When I started writing this column Monday, the fact that a black family and a white family could come together seemed like a big deal. Maybe the political differences still are. But the election Tuesday of Barack Obama as the country's first black president was a major milestone in the long road toward leaving our national obsession with race behind.
Sure, many people probably voted against Obama or for him because of his race. But we're hearing that a lot of the young people voting for the first time in this race just aren't hardwired to constantly think of skin color, like so many of the rest of us are.
Race sure doesn't matter to the Stidhams and Folwells. "Just talking to her (Annette) was one of the largest blessings in my life, after my marriage and our children," Dale Folwell said.
He just won a third term in the state House Tuesday, where he's established himself as soft-spoken and effective. He sees a problem and gets legislation passed to fix it. He got a bill passed in the summer of 2007 that helped shorten the organ-donation process in this state, and lowered the minimum age for donating blood from 17 to 16. The law has already helped increase the number of organ transplants.
His son's death was among the untimely deaths Folwell had in mind as he worked on the legislation. Dalton's liver saved Annette Stidham, but Folwell knew that transplants should be saving more people.
Stidham, a high-school senior in Augusta who was living in the Raleigh area when she received the transplant, also keeps Dalton's memory alive. She treasures a photo of him. From his family, she's learned that he was good at math, just as she is. She also learned that he was kind-hearted, just as she aspires to be. "It's great to have somebody like that be a part of me," she said.
Toy Stidham said that the initial call from the Folwells was overwhelming for her and her daughter. "We cried a river," she said.
The call was overwhelming for the Folwells as well. "We were all just smiling and holding back tears all at the same time," said Dale Folwell's wife, Synthia.
The families have continued to correspond.
They plan a face-to-face meeting soon, perhaps over the Thanksgiving or Christmas holidays.
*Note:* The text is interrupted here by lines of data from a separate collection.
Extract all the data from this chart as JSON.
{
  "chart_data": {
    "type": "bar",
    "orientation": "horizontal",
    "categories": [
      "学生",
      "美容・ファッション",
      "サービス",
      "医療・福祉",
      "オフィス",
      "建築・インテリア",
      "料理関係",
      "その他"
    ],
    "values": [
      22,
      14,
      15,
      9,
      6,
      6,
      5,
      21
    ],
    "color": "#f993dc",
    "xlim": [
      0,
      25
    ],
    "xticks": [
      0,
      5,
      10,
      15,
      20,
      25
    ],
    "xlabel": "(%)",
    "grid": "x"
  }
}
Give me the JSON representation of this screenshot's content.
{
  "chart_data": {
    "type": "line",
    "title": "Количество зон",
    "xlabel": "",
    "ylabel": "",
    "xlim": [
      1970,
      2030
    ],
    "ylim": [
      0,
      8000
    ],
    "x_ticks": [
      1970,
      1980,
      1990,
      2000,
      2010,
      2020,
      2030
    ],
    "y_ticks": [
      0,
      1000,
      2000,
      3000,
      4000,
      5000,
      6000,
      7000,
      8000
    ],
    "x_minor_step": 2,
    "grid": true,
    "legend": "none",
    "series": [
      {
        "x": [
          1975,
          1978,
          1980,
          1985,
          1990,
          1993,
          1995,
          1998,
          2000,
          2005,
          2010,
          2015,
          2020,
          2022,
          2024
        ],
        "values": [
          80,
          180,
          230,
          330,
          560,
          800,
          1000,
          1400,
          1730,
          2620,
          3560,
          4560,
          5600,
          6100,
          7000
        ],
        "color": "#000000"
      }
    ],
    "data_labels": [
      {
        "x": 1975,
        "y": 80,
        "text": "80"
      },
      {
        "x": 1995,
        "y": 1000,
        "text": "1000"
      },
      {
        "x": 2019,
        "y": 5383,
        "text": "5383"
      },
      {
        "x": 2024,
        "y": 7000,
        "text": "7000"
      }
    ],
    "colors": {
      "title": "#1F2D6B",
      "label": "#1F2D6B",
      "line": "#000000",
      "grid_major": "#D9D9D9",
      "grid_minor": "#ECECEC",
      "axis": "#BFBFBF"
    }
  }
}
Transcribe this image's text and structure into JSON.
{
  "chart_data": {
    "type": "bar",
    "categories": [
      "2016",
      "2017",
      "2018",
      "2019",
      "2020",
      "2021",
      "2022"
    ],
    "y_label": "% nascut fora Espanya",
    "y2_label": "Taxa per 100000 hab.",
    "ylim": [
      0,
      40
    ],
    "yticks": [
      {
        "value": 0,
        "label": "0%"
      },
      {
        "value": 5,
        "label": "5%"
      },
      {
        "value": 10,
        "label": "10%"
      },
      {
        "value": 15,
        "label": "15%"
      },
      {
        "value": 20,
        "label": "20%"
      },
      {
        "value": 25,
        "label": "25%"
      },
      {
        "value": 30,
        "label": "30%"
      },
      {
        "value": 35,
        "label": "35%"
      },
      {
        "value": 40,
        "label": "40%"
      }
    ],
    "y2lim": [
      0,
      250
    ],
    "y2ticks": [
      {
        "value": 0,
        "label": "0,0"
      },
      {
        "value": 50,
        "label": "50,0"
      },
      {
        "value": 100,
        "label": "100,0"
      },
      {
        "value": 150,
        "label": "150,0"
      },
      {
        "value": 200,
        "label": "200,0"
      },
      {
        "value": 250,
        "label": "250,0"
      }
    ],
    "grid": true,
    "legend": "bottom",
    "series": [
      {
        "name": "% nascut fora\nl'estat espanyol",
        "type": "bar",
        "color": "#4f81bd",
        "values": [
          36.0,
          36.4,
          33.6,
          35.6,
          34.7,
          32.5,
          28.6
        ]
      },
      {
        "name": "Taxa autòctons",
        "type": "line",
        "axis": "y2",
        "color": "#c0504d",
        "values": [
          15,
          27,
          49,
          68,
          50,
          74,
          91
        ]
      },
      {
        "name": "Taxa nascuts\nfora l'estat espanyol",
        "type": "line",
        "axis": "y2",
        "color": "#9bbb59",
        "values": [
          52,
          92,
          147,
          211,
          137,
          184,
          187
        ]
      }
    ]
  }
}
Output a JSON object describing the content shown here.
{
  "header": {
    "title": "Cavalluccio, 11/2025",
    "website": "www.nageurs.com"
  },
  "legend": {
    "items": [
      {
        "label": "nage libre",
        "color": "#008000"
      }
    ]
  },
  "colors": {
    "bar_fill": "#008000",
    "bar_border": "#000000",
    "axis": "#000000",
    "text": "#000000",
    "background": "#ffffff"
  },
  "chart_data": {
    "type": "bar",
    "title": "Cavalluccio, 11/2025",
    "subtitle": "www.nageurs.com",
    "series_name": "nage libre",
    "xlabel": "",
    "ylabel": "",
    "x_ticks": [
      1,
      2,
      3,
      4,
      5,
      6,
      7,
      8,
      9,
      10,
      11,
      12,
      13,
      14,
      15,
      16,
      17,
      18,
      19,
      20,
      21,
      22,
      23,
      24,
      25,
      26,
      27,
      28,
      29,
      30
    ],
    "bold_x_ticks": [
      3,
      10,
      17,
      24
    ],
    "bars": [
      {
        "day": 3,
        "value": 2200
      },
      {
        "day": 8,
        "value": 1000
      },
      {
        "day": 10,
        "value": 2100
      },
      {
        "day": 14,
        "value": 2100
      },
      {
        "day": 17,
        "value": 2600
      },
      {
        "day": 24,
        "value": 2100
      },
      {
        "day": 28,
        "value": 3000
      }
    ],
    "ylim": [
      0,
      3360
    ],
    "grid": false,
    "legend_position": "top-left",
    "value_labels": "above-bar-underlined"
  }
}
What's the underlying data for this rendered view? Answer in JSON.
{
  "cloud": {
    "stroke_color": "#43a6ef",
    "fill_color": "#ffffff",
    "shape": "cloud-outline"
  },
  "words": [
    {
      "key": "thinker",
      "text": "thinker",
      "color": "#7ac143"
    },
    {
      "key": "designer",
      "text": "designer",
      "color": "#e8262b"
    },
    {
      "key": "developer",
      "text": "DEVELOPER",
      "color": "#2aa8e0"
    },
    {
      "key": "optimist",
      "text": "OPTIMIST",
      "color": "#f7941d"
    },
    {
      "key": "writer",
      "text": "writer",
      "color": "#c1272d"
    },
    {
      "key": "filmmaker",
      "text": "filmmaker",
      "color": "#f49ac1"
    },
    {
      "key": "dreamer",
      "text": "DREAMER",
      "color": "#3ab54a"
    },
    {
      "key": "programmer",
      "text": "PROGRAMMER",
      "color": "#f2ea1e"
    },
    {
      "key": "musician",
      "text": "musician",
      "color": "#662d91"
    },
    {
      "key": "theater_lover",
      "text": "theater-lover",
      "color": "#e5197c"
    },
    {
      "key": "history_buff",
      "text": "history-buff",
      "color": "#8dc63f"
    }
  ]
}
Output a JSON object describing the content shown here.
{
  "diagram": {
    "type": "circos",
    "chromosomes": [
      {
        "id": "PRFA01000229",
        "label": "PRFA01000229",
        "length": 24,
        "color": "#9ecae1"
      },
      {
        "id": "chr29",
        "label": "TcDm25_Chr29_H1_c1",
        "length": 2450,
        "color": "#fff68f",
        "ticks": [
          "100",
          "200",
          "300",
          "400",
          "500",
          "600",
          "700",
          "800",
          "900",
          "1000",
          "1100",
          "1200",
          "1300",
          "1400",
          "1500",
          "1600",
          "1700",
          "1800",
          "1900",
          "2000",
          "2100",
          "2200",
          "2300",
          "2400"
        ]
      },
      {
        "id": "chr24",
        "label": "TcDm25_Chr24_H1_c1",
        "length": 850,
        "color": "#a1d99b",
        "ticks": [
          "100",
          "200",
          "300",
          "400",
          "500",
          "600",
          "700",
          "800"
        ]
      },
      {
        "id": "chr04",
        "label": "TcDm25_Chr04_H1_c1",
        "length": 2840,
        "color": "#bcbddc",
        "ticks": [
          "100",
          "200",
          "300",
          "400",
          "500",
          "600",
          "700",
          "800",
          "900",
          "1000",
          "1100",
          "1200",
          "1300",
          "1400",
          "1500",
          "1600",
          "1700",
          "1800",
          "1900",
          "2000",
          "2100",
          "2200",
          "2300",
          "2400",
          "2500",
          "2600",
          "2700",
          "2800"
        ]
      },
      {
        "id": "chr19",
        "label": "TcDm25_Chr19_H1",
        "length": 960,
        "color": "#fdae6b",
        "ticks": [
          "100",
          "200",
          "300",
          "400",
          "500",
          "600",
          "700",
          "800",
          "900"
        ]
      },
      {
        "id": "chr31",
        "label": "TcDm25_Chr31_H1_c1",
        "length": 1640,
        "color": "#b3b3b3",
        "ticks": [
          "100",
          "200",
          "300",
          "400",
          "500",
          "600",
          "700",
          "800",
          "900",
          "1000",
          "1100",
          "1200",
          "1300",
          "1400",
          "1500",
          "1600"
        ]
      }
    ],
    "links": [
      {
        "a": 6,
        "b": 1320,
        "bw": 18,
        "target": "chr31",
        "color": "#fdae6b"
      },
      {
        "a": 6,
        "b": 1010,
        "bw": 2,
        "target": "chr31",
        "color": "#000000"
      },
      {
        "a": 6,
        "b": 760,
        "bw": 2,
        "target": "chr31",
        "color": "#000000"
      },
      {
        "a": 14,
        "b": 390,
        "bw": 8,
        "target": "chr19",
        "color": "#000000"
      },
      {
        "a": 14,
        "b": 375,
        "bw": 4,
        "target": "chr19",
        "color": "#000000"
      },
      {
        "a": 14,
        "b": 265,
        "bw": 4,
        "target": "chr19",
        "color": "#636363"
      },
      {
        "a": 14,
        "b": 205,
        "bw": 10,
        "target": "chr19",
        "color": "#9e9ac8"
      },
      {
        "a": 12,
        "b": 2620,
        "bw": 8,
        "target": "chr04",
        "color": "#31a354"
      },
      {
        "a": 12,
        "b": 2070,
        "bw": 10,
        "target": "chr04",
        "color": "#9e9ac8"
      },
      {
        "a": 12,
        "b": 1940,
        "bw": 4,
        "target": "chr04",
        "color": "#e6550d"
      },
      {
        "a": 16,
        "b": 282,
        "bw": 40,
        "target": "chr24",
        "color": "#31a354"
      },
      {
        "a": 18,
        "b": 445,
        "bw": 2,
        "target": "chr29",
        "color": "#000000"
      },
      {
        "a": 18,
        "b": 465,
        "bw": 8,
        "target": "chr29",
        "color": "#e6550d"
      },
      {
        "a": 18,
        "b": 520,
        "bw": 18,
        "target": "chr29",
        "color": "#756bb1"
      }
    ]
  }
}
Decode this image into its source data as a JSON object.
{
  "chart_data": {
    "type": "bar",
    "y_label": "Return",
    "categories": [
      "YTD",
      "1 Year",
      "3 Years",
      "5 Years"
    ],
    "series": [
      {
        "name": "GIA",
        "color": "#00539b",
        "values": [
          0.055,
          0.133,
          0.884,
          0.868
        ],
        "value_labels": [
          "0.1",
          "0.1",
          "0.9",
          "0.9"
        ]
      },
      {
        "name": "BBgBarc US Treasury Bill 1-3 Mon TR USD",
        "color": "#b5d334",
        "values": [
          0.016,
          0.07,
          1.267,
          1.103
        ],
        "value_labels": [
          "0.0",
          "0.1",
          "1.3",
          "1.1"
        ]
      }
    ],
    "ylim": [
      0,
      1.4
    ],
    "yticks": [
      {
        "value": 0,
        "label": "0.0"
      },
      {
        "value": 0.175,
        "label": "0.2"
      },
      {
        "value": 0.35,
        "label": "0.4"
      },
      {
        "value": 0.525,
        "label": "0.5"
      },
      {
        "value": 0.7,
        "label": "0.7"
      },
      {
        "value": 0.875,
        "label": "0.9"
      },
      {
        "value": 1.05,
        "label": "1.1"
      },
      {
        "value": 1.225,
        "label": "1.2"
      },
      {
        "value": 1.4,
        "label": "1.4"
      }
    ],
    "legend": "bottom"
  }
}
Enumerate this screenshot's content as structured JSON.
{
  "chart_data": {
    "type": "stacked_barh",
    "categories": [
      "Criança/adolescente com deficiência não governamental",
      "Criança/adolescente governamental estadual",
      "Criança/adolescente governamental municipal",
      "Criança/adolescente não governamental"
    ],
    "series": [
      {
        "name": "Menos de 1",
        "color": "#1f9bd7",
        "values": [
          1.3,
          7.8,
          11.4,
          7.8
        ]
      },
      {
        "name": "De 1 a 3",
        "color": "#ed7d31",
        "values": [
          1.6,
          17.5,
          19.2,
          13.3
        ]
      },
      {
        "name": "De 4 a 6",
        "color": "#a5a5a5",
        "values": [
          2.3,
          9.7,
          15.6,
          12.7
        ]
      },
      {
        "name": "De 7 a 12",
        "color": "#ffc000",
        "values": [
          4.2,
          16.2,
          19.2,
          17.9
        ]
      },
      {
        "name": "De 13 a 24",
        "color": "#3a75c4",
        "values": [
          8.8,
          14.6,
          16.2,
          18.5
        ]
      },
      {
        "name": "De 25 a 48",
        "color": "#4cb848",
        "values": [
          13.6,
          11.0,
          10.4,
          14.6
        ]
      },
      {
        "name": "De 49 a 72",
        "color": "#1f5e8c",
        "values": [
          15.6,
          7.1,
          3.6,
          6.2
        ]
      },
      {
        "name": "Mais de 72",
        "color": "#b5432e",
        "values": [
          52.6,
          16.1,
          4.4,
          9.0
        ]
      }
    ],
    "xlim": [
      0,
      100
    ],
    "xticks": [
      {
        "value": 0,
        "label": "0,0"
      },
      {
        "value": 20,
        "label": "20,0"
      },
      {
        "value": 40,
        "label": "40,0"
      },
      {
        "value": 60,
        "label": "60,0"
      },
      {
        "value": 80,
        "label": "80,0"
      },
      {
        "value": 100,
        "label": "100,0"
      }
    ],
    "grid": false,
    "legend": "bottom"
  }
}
Annette Stidham plans to attend the Folwell family reunion next year.
She thinks of the Folwells as family, and they feel the same way. "When we found Annette, in a kind of small way we gained a child. … Her picture's going on our family wall along with all our family members', for sure," Synthia Folwell said.
Annette Stidham talks about her future plans with the Folwells and their children. She wants to get a master's degree in mathematics and teach algebra. "I feel like I have a lot of people counting on me to succeed," she said.
"I'm just overwhelmed that I'm able to hear from them and be a part of their family. That's the biggest thing that I'm thrilled about -- that I know I have somebody like Dalton as a part of me."
Dale Folwell is happy that his son's liver went to good use. "In my job as an accountant and as a legislator, I'm just so focused on how we increase the return on something of value," he said. "And now we've taken Dalton's liver and placed it in someone who has incalculable possibility."
The Folwells and Stidhams have a bond that few black families and white ones share. But in the months ahead, I suspect more and more whites and blacks will realize we're more alike than different.
We need to learn from our shared history of slavery, civil war, Reconstruction and Jim Crow, but we can't forever argue about that history when we should be moving forward together.
Toy Stidham said, "People used to ask me: ‘I wonder if her donor is black or white.' I would say, ‘It really doesn't matter.'"
And it just may be that we've all started on the road to the point where race will be irrelevant.
■ John Railey writes local editorials for the Journal.